The paper, which was published recently in Water Research, compared water samples that had high levels of antibiotic resistant genes (ARGs) to land use, sewer and septic systems data to determine the source of contamination.

Antibiotic resistance continues to be a major threat to human health. The Centers for Disease Control and Prevention first sounded the alarm to the threat of antimicrobial resistance in 2013, two years later, the World Health Organization issued guidance to combat antimicrobial resistance using a One Health framework that considers the intersecting impacts that humans, animals and the environment have on each other.

In that vein, scientists have been paying close attention to the ways that human and animal waste enters watersheds, which can be a breeding ground for antimicrobial resistant bacteria.

“There was some recent work out of the USDA in Athens showing that there were widespread antibiotic resistant pathogens in the local streams, so I grew interested in understanding where that was coming from, was it run off from agriculture, either cattle farms in the area or poultry houses, or whether it might be linked to human wastewater,” said senior author Elizabeth Ottesen, an associate professor of microbiology in UGA’s Franklin College of Arts & Sciences.

Ottesen and a team of scientists from UGA, including the College of Public Health and the Odum School of Ecology, the U.S. Department of Agriculture and volunteers from the Upper Oconee Watershed Network collected nearly 1,000 stream samples from 115 sites over 5 years.

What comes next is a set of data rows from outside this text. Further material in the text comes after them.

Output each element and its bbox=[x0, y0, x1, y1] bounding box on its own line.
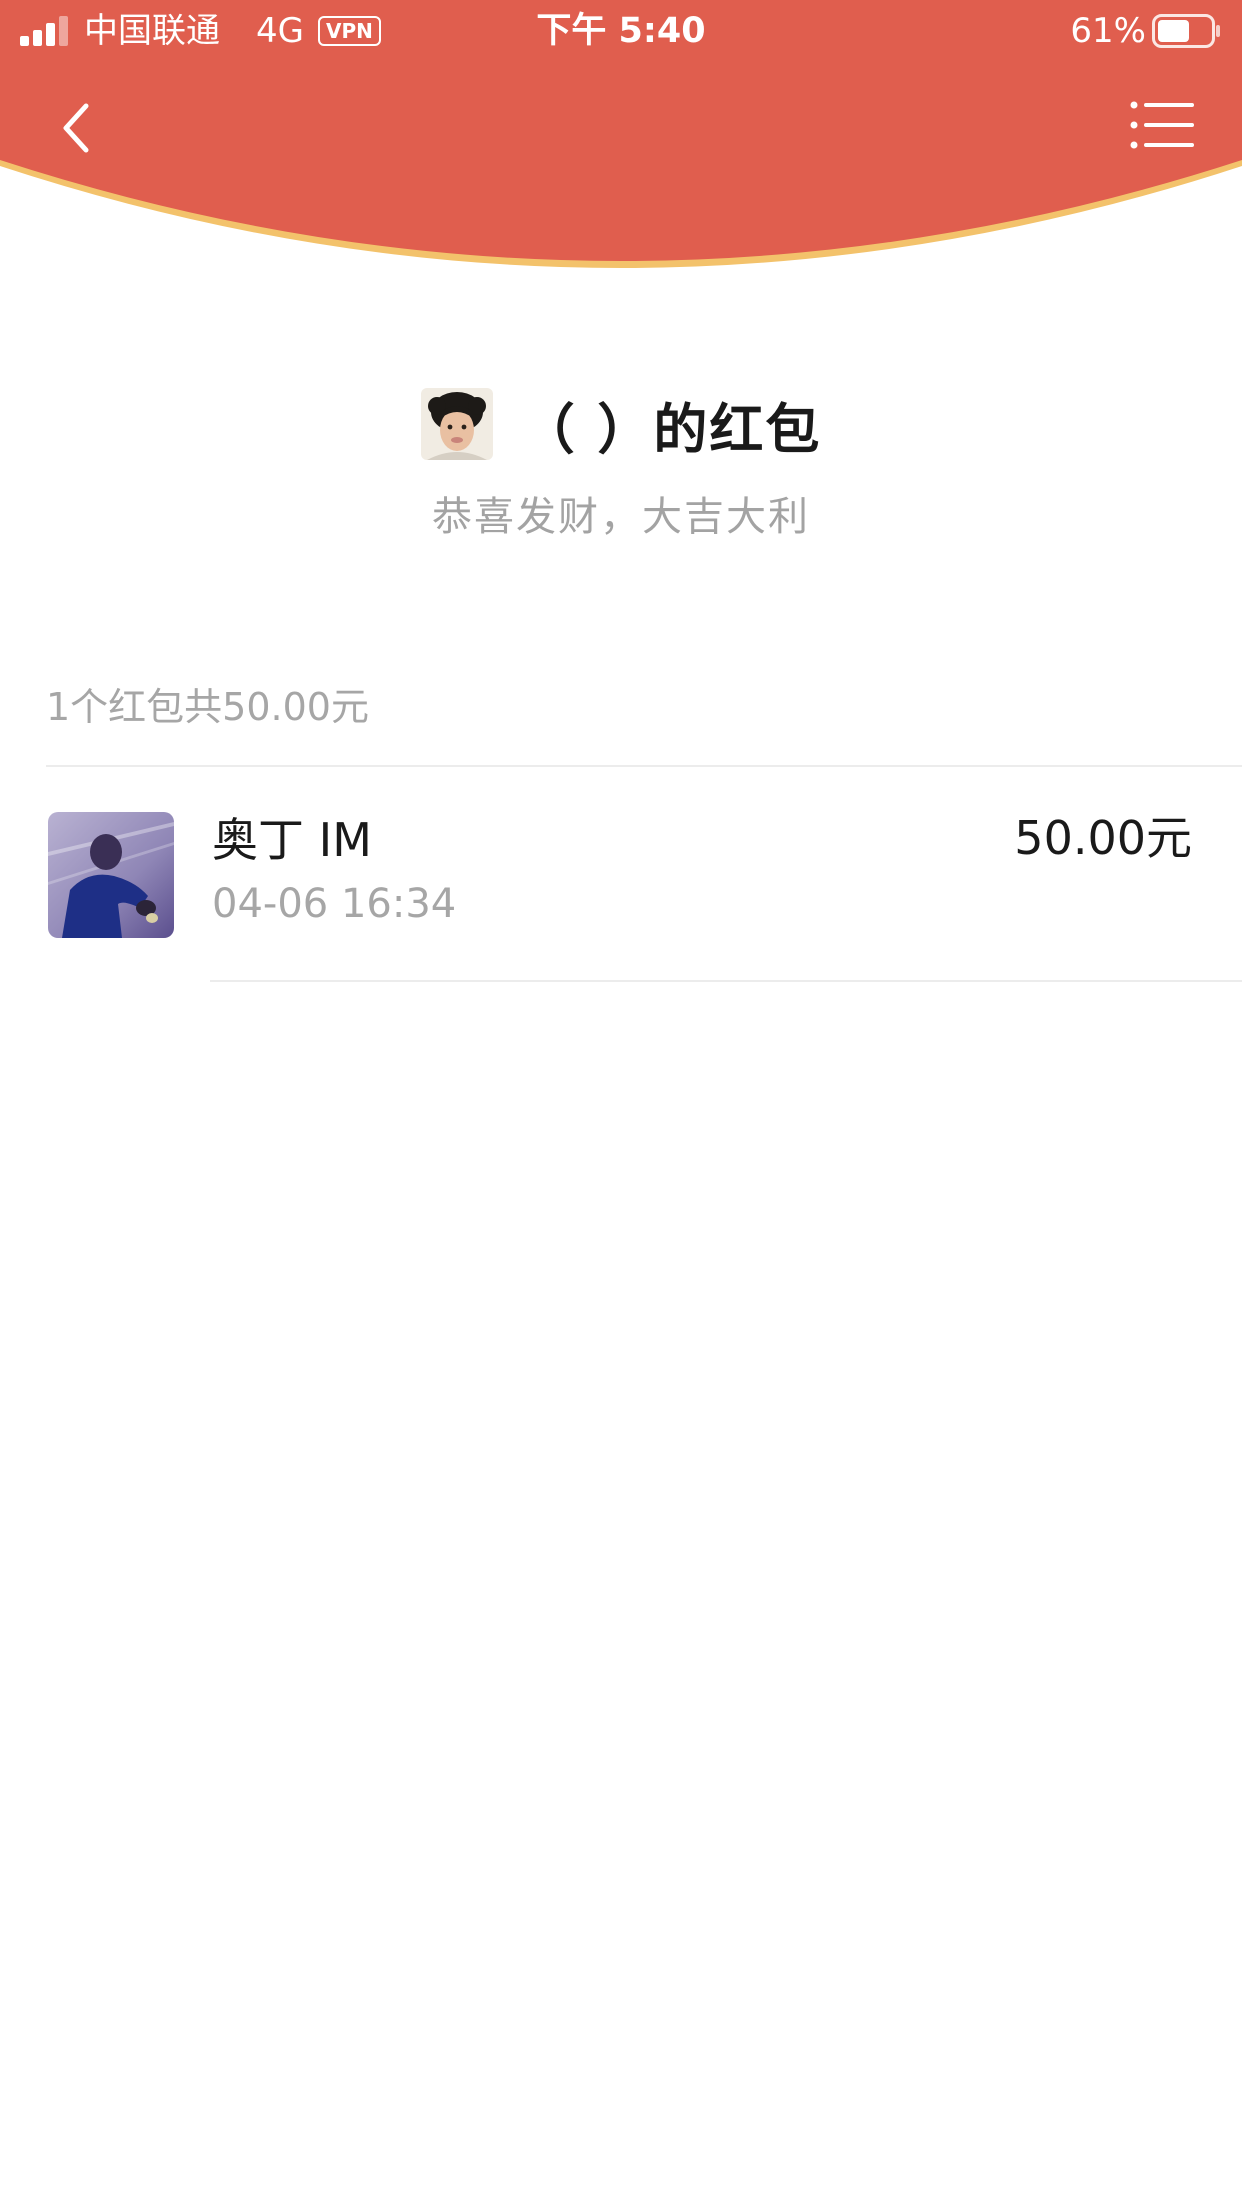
red-packet-detail-page: 中国联通 4G VPN 下午 5:40 61% （ ）的红包 恭喜发财，大吉大利… bbox=[0, 0, 1242, 2208]
menu-button[interactable] bbox=[1128, 96, 1196, 156]
envelope-blessing: 恭喜发财，大吉大利 bbox=[432, 494, 810, 540]
divider bbox=[46, 765, 1242, 767]
packet-summary: 1个红包共50.00元 bbox=[46, 685, 369, 729]
battery-percentage: 61% bbox=[1070, 11, 1146, 51]
receiver-avatar[interactable] bbox=[48, 812, 174, 938]
battery-icon bbox=[1152, 14, 1220, 48]
receive-time: 04-06 16:34 bbox=[212, 881, 457, 927]
receive-amount: 50.00元 bbox=[1014, 811, 1192, 865]
back-button[interactable] bbox=[46, 90, 114, 166]
envelope-header: （ ）的红包 bbox=[0, 386, 1242, 462]
status-time: 下午 5:40 bbox=[536, 11, 706, 51]
list-menu-icon bbox=[1130, 101, 1194, 149]
receiver-name: 奥丁 IM bbox=[212, 813, 372, 867]
divider bbox=[210, 980, 1242, 982]
chevron-left-icon bbox=[63, 103, 89, 153]
status-bar: 中国联通 4G VPN 下午 5:40 61% bbox=[0, 0, 1242, 62]
envelope-title: （ ）的红包 bbox=[520, 397, 822, 461]
receiver-list-item[interactable]: 奥丁 IM 04-06 16:34 50.00元 bbox=[0, 768, 1242, 982]
sender-avatar[interactable] bbox=[420, 388, 493, 460]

Then, the samples were analyzed to determine the amount of human and animal fecal waste and ARGs present in them.

“Our initial assumption was that the primary source of human fecal contamination would be incomplete processing of wastewater at the wastewater treatment plant because most of the discussion around human sources of antimicrobial resistance in waters has really focused on wastewater treatment outflows,” she said.